退職後,退職金を受領した後に死亡したのであれば,退職金は,被相続人の財産に入っていますので,当然,相続財産になります。

他方,退職前に労働者が死亡した場合,勤め先から,いわゆる「死亡退職金」や「弔慰金」が支払われることが一般的ですが,これは,当然に,相続財産になるでしょうか。

死亡退職金や弔慰金の受給権者が法律や退職金規程等で決まっている場合,これらは,受給権者の固有の権利であり,相続財産には含まれません。

つまり,遺産分割の対象にはならないということです。

それでは,退職金規程等で受給権者が定められていない場合はどうでしょうか。

実は,学説・判例とも,まだ定説はありません。

ただ,死亡退職金は,遺族の生活保障という側面があるので,やはり,単なる法定相続人で分割するよりも,生計を共にしていた親族に取得させるのが,制度の趣旨にあっていると思われます。

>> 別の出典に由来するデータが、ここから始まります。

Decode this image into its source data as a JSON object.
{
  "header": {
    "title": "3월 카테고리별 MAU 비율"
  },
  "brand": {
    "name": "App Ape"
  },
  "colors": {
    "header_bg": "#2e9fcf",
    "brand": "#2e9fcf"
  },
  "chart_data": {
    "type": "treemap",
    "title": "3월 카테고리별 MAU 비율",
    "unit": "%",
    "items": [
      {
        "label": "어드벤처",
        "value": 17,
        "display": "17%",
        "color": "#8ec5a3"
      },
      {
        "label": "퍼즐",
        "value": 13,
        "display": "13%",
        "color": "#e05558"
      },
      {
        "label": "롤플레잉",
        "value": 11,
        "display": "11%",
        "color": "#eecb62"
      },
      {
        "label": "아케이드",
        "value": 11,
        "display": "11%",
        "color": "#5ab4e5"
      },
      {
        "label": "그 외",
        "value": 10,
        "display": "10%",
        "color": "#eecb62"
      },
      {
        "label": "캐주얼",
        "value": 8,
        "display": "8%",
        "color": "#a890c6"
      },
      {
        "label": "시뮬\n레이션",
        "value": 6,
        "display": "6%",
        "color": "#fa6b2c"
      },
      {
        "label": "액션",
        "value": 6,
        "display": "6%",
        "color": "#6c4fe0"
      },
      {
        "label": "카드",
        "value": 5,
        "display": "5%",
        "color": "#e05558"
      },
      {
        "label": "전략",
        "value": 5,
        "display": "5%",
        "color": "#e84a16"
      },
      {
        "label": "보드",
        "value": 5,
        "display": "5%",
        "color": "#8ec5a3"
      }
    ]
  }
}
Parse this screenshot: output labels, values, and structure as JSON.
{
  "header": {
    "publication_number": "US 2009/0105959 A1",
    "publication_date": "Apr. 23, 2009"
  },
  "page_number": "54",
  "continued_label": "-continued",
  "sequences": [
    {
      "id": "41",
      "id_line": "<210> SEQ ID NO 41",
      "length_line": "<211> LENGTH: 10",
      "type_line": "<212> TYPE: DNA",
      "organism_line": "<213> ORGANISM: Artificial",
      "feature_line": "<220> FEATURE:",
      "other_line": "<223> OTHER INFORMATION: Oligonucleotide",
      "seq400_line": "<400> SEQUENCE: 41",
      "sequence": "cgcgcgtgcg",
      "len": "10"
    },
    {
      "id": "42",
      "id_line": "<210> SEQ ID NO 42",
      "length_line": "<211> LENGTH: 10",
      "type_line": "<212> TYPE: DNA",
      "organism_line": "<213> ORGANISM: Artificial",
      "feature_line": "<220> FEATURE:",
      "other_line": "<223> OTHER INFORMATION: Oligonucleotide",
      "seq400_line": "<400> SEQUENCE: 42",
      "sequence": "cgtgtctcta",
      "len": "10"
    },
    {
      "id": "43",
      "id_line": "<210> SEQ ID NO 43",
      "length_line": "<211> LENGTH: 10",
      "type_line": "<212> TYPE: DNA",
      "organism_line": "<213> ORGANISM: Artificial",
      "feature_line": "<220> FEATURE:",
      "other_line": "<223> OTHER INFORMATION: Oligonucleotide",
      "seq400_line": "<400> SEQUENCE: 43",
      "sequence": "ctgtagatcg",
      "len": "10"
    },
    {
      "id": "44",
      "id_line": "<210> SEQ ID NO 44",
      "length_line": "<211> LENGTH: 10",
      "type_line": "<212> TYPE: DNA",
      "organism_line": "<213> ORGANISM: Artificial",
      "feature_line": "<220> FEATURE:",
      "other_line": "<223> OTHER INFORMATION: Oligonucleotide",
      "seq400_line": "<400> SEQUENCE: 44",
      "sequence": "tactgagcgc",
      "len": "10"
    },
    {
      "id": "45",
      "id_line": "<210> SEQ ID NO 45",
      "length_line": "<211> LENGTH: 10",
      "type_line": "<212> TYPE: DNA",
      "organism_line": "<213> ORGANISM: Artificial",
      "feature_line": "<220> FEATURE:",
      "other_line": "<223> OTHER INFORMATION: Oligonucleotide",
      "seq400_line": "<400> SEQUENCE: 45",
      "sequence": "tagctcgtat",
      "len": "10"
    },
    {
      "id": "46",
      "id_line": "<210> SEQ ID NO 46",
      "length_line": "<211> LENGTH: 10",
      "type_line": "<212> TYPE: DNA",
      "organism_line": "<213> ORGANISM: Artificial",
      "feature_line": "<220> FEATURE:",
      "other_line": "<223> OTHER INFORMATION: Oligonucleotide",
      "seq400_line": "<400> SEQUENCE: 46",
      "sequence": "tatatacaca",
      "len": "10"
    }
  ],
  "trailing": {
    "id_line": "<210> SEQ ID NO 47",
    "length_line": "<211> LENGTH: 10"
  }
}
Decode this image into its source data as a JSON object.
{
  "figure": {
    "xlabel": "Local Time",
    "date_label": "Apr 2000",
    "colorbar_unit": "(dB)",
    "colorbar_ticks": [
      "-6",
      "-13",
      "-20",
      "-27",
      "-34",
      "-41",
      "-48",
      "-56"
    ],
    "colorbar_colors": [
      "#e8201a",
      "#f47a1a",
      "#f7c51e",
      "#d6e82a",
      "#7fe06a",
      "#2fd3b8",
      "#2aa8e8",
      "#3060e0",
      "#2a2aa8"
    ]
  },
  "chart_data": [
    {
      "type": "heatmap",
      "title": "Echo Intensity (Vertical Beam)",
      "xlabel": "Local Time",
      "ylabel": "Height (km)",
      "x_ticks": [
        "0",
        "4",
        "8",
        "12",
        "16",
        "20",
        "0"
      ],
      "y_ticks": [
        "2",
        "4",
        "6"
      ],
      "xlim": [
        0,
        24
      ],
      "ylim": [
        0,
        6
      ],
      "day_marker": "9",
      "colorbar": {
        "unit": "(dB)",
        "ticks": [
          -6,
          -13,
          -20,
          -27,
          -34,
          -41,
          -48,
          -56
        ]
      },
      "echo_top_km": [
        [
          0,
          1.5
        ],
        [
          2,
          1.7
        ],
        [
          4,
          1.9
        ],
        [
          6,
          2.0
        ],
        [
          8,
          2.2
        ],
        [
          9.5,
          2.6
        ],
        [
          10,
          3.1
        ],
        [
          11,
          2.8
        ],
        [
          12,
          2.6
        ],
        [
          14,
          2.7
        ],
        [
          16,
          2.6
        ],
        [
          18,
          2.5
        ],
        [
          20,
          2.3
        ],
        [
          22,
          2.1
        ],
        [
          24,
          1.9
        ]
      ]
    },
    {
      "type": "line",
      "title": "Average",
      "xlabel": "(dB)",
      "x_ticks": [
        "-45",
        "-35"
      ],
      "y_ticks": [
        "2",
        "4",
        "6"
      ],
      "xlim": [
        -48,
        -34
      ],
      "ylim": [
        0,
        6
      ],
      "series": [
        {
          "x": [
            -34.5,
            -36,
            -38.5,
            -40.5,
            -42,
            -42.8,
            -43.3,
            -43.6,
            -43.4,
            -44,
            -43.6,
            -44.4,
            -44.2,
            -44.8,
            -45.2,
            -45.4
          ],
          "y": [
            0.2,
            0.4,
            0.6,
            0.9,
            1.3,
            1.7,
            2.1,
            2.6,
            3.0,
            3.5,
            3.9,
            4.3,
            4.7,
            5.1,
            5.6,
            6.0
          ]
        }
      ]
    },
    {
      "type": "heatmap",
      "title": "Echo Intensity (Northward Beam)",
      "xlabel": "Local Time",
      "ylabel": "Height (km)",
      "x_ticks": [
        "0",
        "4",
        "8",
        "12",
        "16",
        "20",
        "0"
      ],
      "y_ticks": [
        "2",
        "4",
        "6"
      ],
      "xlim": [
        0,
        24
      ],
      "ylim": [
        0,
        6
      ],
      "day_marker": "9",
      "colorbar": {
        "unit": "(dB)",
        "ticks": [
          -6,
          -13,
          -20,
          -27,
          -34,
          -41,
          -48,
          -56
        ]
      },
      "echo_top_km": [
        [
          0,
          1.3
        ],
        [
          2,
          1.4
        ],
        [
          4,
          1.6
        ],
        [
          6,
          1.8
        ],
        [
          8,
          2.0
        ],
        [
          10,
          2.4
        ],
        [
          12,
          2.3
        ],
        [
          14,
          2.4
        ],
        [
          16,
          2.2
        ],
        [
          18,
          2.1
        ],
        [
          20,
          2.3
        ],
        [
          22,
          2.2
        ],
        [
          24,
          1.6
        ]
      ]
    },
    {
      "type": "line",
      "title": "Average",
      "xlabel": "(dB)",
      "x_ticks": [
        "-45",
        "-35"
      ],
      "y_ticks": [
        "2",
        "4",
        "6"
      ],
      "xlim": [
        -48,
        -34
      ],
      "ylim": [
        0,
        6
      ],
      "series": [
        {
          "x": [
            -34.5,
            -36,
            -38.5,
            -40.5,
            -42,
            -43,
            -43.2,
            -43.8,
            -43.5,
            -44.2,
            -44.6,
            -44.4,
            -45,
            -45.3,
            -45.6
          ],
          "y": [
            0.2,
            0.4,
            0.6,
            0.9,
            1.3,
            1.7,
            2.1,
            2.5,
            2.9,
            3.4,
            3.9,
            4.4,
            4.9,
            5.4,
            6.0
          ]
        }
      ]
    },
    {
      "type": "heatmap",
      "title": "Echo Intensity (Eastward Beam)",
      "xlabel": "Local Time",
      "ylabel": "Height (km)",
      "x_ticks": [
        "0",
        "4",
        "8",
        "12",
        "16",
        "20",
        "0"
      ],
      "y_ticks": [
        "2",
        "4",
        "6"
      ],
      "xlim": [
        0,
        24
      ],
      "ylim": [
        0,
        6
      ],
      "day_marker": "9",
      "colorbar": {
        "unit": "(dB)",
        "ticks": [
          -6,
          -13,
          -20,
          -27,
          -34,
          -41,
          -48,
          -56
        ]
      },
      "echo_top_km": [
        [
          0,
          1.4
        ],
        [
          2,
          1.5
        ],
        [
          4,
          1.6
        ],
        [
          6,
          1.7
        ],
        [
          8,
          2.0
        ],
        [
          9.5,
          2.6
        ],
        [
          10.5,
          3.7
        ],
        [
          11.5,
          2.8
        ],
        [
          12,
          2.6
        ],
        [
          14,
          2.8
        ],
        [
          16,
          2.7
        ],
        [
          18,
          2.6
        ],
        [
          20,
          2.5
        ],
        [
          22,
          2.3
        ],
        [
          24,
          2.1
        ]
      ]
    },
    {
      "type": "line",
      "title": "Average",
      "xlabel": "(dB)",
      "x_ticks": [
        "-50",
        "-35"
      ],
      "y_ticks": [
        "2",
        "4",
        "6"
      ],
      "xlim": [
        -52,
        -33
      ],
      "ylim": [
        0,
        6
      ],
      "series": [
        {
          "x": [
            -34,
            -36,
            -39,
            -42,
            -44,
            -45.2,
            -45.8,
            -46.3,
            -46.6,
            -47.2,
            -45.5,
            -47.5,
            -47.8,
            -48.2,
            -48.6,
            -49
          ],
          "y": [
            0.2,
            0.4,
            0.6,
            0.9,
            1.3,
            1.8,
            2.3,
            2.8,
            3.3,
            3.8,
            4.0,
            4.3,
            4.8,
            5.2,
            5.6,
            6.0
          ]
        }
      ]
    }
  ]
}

また,死亡退職金等を取得した場合,持ち戻しが認められるべきか(特別受益や遺留分の算定の基礎になるか)が問題となりますが,これを肯定した裁判例,否定した裁判例がそれぞれあり,これも定説がありません。

理論的一貫性からいえば,相続財産に含まないのであれば,持ち戻しは認めるべきではないでしょう。

2 遺族年金

遺族年金も,被相続人の死亡をきっかけに発生するものですので,相続財産に含まれるか問題となります。

しかしながら,遺族年金は,より一層,遺族の生活保障という性質が強いものですから,相続財産には含まれず(=遺族の固有の財産),また,持ち戻しも認めるべきではないでしょう。